La scena è quella dello Hebbel Theater a Kreutzberg. Non grande, e non ipermoderna, anzi con un che di antiquato, da mondo di ieri, che sembra voler suggellare la resistenza del quartiere all’avanzante modernizzazione della città. E però con un pubblico di giovanissimi che non lascia dubbi sul seguito di Macras. Quando si entra in sala, le due artefici sono già lì, in morbido abbandono su sedie a sdraio davanti al sipario di ferro calato. Camicie a fiori e pantaloni, entrambe. Mentre la radio sintonizzata su una stazione argentina trasmette George Harrison e musica sudamericana. Sfogliano riviste, bevono qualcosa. Chiacchierano con apparente svagatezza, nella loro lingua. Però nelle parole che si scambiano compaiono nomi impegnativi, e parole di solitudine e dolore che contraddicono il disimpegnato atteggiamento d’ozio.

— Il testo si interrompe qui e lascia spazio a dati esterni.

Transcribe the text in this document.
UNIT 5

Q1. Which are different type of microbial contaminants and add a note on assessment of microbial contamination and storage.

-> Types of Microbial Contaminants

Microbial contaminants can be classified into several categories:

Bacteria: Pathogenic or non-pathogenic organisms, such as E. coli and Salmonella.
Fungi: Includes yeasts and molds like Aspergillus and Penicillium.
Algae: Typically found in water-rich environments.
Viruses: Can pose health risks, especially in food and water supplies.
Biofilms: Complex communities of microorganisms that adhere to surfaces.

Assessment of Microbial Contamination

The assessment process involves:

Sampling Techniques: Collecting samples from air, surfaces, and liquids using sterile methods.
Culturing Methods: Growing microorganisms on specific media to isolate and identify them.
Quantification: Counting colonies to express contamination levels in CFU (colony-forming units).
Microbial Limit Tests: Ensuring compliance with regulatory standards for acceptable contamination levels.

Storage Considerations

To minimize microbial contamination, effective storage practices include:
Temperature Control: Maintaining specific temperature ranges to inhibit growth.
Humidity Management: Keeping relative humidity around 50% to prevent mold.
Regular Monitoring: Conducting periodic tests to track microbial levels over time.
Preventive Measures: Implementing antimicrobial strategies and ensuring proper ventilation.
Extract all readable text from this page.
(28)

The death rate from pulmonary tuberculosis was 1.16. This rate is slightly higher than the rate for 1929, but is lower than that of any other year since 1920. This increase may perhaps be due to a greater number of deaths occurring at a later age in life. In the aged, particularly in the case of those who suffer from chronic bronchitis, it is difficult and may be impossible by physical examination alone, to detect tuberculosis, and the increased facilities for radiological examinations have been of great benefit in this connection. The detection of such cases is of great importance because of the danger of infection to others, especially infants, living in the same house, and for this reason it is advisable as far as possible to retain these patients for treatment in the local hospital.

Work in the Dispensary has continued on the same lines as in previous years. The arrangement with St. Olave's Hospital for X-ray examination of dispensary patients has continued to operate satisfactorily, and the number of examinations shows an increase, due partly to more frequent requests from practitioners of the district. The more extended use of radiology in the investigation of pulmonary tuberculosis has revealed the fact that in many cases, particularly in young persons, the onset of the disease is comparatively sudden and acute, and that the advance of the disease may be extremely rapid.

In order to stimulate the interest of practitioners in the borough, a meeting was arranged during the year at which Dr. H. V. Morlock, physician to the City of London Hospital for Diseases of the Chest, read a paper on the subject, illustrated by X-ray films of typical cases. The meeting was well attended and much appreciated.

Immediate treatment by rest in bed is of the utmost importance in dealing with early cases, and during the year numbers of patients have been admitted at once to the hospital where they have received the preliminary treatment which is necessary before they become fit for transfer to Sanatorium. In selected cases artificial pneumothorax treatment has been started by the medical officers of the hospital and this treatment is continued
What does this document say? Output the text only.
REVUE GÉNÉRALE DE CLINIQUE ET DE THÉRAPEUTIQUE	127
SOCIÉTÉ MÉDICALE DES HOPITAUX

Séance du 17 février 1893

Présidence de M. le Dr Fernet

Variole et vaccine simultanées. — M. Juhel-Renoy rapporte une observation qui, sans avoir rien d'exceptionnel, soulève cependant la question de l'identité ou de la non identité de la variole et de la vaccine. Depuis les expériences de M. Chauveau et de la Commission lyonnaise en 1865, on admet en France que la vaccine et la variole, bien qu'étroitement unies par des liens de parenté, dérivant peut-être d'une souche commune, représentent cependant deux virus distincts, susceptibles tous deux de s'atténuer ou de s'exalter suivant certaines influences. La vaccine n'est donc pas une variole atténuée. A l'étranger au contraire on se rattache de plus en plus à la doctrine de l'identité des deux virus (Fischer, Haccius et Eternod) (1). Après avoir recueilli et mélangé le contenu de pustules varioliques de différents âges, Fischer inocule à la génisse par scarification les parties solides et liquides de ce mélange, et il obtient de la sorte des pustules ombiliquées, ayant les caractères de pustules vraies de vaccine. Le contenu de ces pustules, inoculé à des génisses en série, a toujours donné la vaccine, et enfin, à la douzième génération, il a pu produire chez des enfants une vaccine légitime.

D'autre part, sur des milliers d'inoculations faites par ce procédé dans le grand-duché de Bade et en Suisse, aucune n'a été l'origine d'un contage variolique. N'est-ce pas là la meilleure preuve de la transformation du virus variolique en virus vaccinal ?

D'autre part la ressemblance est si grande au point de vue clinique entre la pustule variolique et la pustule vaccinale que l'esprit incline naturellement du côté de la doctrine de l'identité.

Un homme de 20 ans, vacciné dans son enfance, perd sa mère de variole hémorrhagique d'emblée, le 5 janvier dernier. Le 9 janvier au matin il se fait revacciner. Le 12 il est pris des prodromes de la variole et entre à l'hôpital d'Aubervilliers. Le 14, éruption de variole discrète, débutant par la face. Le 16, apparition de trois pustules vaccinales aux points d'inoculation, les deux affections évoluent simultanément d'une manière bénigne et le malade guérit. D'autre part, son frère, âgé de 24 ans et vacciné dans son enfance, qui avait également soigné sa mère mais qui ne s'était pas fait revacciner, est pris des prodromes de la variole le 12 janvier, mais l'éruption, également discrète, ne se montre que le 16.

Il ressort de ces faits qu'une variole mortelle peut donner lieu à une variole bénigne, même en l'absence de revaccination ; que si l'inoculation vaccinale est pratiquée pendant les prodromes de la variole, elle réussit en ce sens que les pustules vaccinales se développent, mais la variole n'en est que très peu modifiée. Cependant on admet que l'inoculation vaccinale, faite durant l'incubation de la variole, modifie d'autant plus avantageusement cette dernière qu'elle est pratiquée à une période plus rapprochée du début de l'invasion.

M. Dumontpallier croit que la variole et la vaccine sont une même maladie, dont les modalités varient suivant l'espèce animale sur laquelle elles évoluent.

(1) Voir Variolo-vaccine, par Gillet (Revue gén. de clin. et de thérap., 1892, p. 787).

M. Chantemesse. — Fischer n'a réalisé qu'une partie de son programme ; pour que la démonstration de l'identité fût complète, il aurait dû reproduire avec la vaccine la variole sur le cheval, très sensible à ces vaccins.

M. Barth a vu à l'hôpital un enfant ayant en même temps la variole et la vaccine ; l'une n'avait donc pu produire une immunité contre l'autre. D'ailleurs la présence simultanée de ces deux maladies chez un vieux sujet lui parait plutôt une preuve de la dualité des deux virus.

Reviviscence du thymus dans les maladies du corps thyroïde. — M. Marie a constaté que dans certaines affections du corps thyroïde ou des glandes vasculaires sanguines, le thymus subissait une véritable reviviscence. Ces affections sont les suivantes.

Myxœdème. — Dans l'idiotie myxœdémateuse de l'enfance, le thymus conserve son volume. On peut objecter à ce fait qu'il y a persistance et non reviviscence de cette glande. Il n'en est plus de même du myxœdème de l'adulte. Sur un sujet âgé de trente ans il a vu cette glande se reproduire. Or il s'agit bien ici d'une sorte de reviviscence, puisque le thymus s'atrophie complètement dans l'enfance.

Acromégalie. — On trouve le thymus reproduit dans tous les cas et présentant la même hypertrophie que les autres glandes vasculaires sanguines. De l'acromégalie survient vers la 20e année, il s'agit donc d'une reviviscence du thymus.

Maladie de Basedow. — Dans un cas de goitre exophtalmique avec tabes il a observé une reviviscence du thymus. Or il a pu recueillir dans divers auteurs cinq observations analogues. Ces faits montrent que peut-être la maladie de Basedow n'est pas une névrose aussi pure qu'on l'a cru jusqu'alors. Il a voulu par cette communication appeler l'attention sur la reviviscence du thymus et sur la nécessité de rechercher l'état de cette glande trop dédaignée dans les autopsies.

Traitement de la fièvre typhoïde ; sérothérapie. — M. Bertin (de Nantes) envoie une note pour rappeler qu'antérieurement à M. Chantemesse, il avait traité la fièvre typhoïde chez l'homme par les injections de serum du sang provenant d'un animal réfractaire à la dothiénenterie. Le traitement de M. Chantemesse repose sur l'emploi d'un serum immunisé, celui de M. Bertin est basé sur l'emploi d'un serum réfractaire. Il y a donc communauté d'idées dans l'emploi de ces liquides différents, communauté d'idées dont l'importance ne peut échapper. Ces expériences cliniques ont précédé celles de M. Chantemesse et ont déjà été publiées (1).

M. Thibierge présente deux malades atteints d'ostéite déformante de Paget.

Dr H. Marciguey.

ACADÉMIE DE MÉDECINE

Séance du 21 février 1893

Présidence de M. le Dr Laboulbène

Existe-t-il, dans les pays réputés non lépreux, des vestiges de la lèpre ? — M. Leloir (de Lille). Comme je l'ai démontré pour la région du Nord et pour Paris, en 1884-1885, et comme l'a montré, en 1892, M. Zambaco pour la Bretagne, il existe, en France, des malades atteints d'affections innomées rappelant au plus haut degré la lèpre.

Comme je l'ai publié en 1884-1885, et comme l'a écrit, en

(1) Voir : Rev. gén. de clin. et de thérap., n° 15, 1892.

Chi ha detto che la mente femminile è come una foresta? Idea suggestiva, da coniugare, se la si prende alla lettera. Diamoci uno sguardo, si dicono. Ed ecco infatti, al sollevarsi del sipario, una foresta tropicale di palme, banani dalle grandi foglie, liane e felci pendenti, piante dai lussureggianti fiori rossi. Distribuita su una impalcatura che definisce più piani scenici a diverse altezze, con scale a pioli e tende alla veneziana e un’amaca, e anche due schermi su cui si proiettano immagini ingrandite di quell’originario paradiso artificiale. Dove non mancano le presenze umane. Non solo le due scatenate artefici: con urla di spavento vi piovono altri due interpreti. Un danzatore tentato dagli abiti femminili. Una violinista rimasta impigliata fra i rami. Tocca a tutti loro popolare di immagini l’esotica foresta mentale. Cioè di personaggi, di figure, estratte da una memoria soprattutto giovanile, gli anni Settanta della prima giovinezza, fra miti argentini e cartoni giapponesi e serie tv americane.
Un immaginario fusion, potremmo definirlo. Come la creativa cucina asiatica di un ristorante sulla Oranienburgerstrasse, la strada alla moda per tirar tardi nella notte, all’angolo con l’Auguststrasse trasformata in dilatata esposizione artistica dalla Biennale berlinese di Maurizio Cattelan e soci – anche qui, fra i tavolini del ristorante, piccole palme e fiori, ombrellini decorati di lucine in fila, gli stessi colori verdi e rossi. Nell’immaginario di Estaras e Macras ci stanno Evita Peron e la piccola orfana Heidi, una crocerossina e una donna paracaduta in quell’universo da chissà quale pianeta di amazzoni, Lara Croft e Josephine Baker che balla vestita soltanto di una gonnellina di banane, l’arredatrice della middle class americana e Maradona che si moltiplica in una squadra di imparruccati replicanti per giocare una partita di soli numeri 10. Con un denominatore comune: un sogno o bisogno di potenza sovrannaturale che ripaghi la goffaggine del quotidiano. Ecco allora la donna bionica che si nasconde dietro la ragazza della porta accanto, ecco l’ironica Wonder Woman nel costume da pin-up con i colori della bandiera a stelle e strisce che fa lo sguardo cattivo e dice “tu sei morto” o si produce in malriuscite acrobazie. Mentre l’altra ripete le parole di un lontano filosofo un po’ misogino o gioca con un microfono fra le gambe.
Di tanto in tanto l’azione scivola in un passo danzato. Una danza di cadute nel silenzio. Un ruotare spogliandosi. Uno scivolare a terra di corpi nudi, esibiti con spudorata naturalezza. Cadono frutti acquosi che trasformano il palco in un pantano dove sguazzano in un wrestling erotico. Ambigua finzione. Che Constanza Macras attraversa con uno sguardo divertito e disincantato. I put a spell on you, dice l’ultima canzone. Uno sguardo pornografico, si potrebbe azzardare, se il termine non rischiasse di essere frainteso. Giacché poi dietro l’eclettica voracità con cui si consumano le immagini il gioco può farsi duro, dietro le eroine dai superpoteri si disegna l’ombra di Sylvia Plath, sotterranea ispiratrice del lavoro. Giacché poi si tratta per tutti di “ritornare al presente”, come recita Back to the present appunto. Che non è solo il difficile “ritorno al presente” che segue la fine di un amore.